By Ruthie Davidson
For Hometown News
I was waiting in a lengthy line at the water park with my daughter and nieces the other day. We were all excited to get onto the giant, looping slide that would toboggan the four of us into a speeding downward spiral of pitch black - that made us scream every time no matter how we tried to hold it back.
During the wait our attention was drawn to the little girls waiting in line just behind us. They started off behind us, but little by little they were next to us, and then toward the end of the line almost in front of us.
My niece and I exchanged scrutinizing glances; clearly they were trying to cut in front of us, as we'd noticed all along. I leaned in to Alinea and whispered "let's just let them have it."
We quietly discussed how unimportant it is to save like what - two minutes - just to skip in front of someone else in line. Finally at the top of the stairwell where we waited I went ahead and told them - "you can go ahead of us if you'd like." And of course, they did.
While we were waiting I could see that my niece was getting aggravated by these little girls - to be honest I just felt sorry for them, looking skinny, cold and up in this big line with no adult to keep an eye on them - an eye that says "You are important, I value you, so I'm going to keep a watchful eye on your every move in this big place." It seemed to me they'd probably learned to fend for themselves for quite a while. But I talked with Alinea and shared with her a simple truth that's been on my own mind lately. Those little decisions that we make every day determine who we really are.

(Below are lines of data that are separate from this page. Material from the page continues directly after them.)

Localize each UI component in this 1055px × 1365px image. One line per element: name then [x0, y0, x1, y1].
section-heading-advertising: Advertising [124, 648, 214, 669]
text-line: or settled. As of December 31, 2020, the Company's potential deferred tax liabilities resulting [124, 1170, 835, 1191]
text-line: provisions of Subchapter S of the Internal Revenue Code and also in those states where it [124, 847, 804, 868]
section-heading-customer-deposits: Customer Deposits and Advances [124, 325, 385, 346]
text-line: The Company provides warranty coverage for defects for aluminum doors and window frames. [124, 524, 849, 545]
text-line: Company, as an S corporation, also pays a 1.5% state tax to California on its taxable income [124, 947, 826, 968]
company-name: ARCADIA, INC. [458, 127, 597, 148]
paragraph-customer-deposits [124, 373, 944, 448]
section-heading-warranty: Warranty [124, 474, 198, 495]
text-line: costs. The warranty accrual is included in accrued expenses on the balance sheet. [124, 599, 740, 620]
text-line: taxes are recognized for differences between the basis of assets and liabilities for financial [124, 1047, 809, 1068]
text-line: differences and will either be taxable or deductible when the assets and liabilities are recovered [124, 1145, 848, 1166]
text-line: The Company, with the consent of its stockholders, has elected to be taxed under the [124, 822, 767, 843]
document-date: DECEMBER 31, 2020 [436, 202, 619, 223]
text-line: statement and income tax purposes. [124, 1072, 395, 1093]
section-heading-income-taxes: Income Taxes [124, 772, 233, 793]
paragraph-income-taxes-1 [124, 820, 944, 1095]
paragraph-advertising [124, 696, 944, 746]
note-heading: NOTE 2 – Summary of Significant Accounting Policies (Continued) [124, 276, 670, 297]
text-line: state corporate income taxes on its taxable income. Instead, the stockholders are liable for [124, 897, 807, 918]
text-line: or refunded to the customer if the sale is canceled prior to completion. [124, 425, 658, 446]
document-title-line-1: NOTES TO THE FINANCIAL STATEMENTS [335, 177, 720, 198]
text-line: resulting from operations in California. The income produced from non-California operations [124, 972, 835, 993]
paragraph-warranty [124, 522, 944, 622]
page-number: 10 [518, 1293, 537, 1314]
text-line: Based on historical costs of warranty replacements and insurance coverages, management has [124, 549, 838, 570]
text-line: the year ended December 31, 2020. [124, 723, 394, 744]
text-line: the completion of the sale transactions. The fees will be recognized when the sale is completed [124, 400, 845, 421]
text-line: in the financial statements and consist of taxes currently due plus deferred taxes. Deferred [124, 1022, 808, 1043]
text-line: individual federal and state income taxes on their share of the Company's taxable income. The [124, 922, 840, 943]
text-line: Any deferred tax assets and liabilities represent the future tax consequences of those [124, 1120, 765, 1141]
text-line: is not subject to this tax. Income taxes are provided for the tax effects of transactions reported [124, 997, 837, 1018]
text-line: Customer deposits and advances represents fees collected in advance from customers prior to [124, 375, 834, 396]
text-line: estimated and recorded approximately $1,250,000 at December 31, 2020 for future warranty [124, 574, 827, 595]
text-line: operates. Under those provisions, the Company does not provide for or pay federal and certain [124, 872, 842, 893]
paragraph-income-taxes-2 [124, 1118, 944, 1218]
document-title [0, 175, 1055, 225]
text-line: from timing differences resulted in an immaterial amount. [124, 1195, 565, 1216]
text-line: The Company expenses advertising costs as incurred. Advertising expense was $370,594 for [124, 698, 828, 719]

Each choice you and I make, whether good or bad, is like "a finger pressing into clay, making you into who you are today." Whether we like it or not, as humans we are constantly growing and changing, learning, coping and adjusting. Who we were last year is not who we are now; we may be better, or not.
So put yourself under that microscope, I know, it's hard. Do you make right choices throughout your day or do you: sneak little lies to your spouse, friends or boss, snatch a little whatever here and there (it's not like I'm stealing) or do dumb stuff like litter? (I've actually busted a couple of people doing this lately.) I remember an important question the principal at South Daytona Elementary posed to her students during the last school year: "Do you do the right thing when no one's looking?" I know we can never be 'perfect' - who'd want to be, but can we aim for integrity and teach this to our kids as well?